Wednesday, September 4, 2013

How John Russel Became a Spy -- Zoo Station by David Downing

Berlin, 1939.  English journalist John Russell is determined to stay in Berlin in spite of his hatred for fascism in general and for the Nazi Party in particular.  While he knows Germany is headed for dark days, certainly for war, he is tied to the country by his 10-year-old son Paul, the product of a failed marriage to a German women, and by his girlfriend Effe Koenen a would-be film star.

Russell survives on the odd bit of free-lancing and occasional jobs tutoring English, but all around him the world is preparing to come apart at the seems.  When a Soviet publication approaches him asking for regular articles about ordinary Germans, Russell takes the job although he knows his work will just be a cog in the communist propaganda machine, a machine which is now trying to convince ordinary Russians that they should make piece with the Germans whom they were just yesterday preparing to go to war against.

Once Russell's own country gets word of what he is doing, they insist he first pass whatever he writes to British intelligence before sending it on to the Soviets.  Eventually, even the Americans are after him.  Everyone wants to know what everyone else thinks.

Eventually, it becomes clear to Russell that he can use his position to make his own demands.

What Russell wants is to get one Jewish family, friends of his, the papers they need to leave Germany forever before it's too late.

Zoo Station does not start out as a spy novel.  At first, John Russell is going about his business, investigating what he can discover about the Third Reich, especially their plans for disposing of "mentally defective" children.  While Russell is never able to do much with the information he finds, this plot line is not simply a McGuffin for what follows.  It's a way into the story, its setting and its cast of characters.  Since Zoo Station is the first in the series, the book that establishes how and why John Russell became a spy, the reader needs to know him well enough to understand how he comes to be involved with espionage.

Even the first, pre-spy, section of the book makes for good reading, though the page-turner section doesn't start going full-bore until towards the end.  That the entire novel is full of pre-cold war atmosphere doesn't hurt either, as far as I'm concerned.  I confess that I simply enjoyed reading about a man who lived on Neuenburgerstrasse because David Bowie mentions sitting in a cafe there in his new song Where Are We Now.  I'm shallow that way.

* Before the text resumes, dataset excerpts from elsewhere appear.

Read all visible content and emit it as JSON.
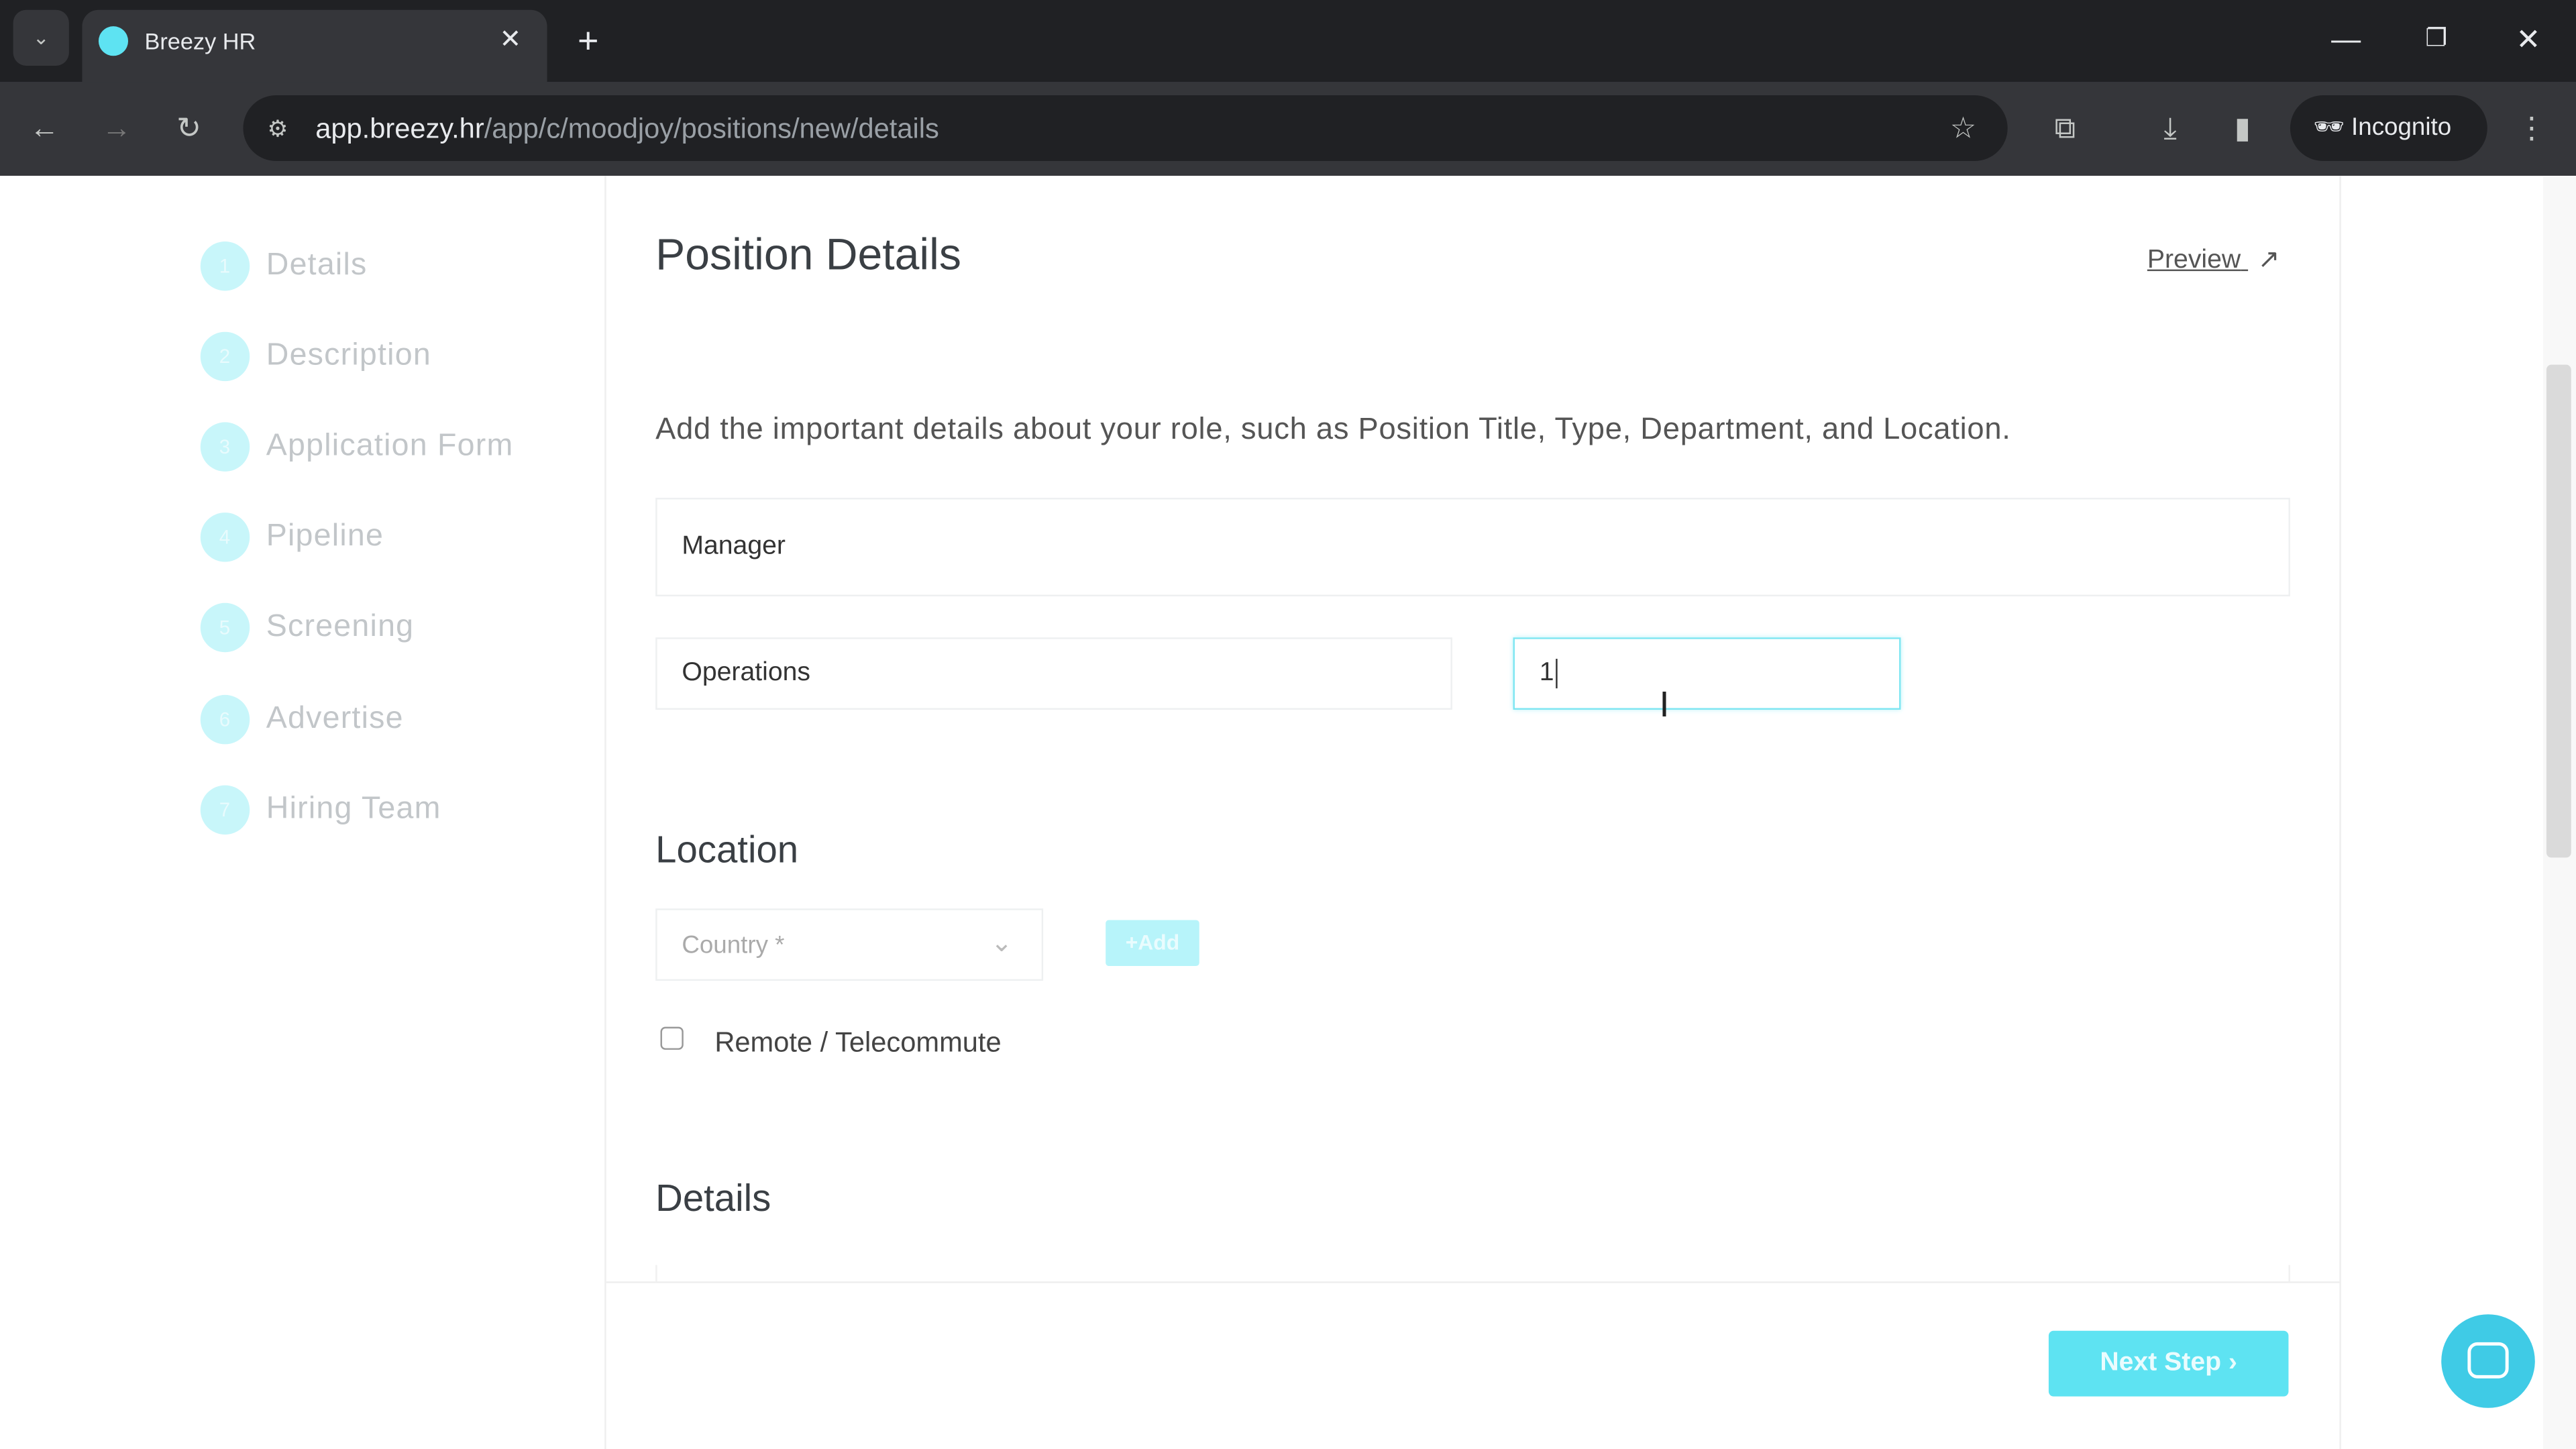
{
  "browser": {
    "tab_title": "Breezy HR",
    "url_host": "app.breezy.hr",
    "url_path": "/app/c/moodjoy/positions/new/details",
    "incognito_label": "Incognito"
  },
  "sidebar": {
    "steps": [
      {
        "n": "1",
        "label": "Details"
      },
      {
        "n": "2",
        "label": "Description"
      },
      {
        "n": "3",
        "label": "Application Form"
      },
      {
        "n": "4",
        "label": "Pipeline"
      },
      {
        "n": "5",
        "label": "Screening"
      },
      {
        "n": "6",
        "label": "Advertise"
      },
      {
        "n": "7",
        "label": "Hiring Team"
      }
    ]
  },
  "main": {
    "title": "Position Details",
    "preview_label": "Preview",
    "intro": "Add the important details about your role, such as Position Title, Type, Department, and Location.",
    "position_title_value": "Manager",
    "department_value": "Operations",
    "third_value": "1",
    "location_heading": "Location",
    "country_placeholder": "Country *",
    "add_label": "+Add",
    "remote_label": "Remote / Telecommute",
    "details_heading": "Details",
    "next_label": "Next Step"
  },
  "colors": {
    "accent": "#5ee3f2",
    "chat": "#3fcbe6"
  }
}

I'm also very pleased to find a new series.  After finishing Michael Nava's Henry Rios crime novels, I was feeling somewhat at a loss.  I've come to enjoy having a series of books that I'm working my way through but it's not easy for me to find a series i like.

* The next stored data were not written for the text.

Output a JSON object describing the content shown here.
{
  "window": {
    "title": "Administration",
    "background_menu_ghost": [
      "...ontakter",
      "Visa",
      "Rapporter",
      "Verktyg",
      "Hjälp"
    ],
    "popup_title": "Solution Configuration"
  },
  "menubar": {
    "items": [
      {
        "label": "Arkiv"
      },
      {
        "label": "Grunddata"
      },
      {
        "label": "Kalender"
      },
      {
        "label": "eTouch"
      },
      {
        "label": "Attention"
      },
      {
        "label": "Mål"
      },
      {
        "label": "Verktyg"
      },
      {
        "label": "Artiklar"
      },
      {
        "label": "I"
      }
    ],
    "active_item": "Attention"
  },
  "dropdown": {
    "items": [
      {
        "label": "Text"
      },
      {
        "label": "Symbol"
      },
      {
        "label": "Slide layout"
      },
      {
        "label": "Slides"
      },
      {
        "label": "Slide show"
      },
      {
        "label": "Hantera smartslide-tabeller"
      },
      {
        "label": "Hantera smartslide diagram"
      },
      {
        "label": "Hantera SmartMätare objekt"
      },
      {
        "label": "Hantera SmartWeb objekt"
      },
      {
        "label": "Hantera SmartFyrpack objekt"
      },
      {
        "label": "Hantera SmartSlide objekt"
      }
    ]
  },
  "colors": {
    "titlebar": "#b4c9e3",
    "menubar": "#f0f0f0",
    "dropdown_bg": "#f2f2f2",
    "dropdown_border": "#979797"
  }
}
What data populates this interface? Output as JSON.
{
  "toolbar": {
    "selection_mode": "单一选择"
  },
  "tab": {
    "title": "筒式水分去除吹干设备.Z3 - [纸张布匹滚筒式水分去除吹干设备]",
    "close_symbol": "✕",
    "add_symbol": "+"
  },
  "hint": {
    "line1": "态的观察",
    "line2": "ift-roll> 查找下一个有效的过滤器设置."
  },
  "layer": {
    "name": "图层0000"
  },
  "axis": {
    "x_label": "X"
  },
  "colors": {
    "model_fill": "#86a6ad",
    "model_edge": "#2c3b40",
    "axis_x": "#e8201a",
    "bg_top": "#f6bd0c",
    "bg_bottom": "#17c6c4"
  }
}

There are six John Russell novels so far.   Mr. Downing may even write a few more.



Sandy Nawrot said...

I do love it when I discover new series...this one has potential. But seriously there are so many out there. Have you tried the Mo Hayder series featuring Jack Caffrey? They are INTENSE.

Teresa said...

I really don't need to know about a new series. I have so many already on my plate or my TBR, but this one does sound good.

Anonymous said...

There's nothing I enjoy more than a good spy novel - even if half of it is not spy. This one has been in my pile for a while, I'm glad to hear it's a good read.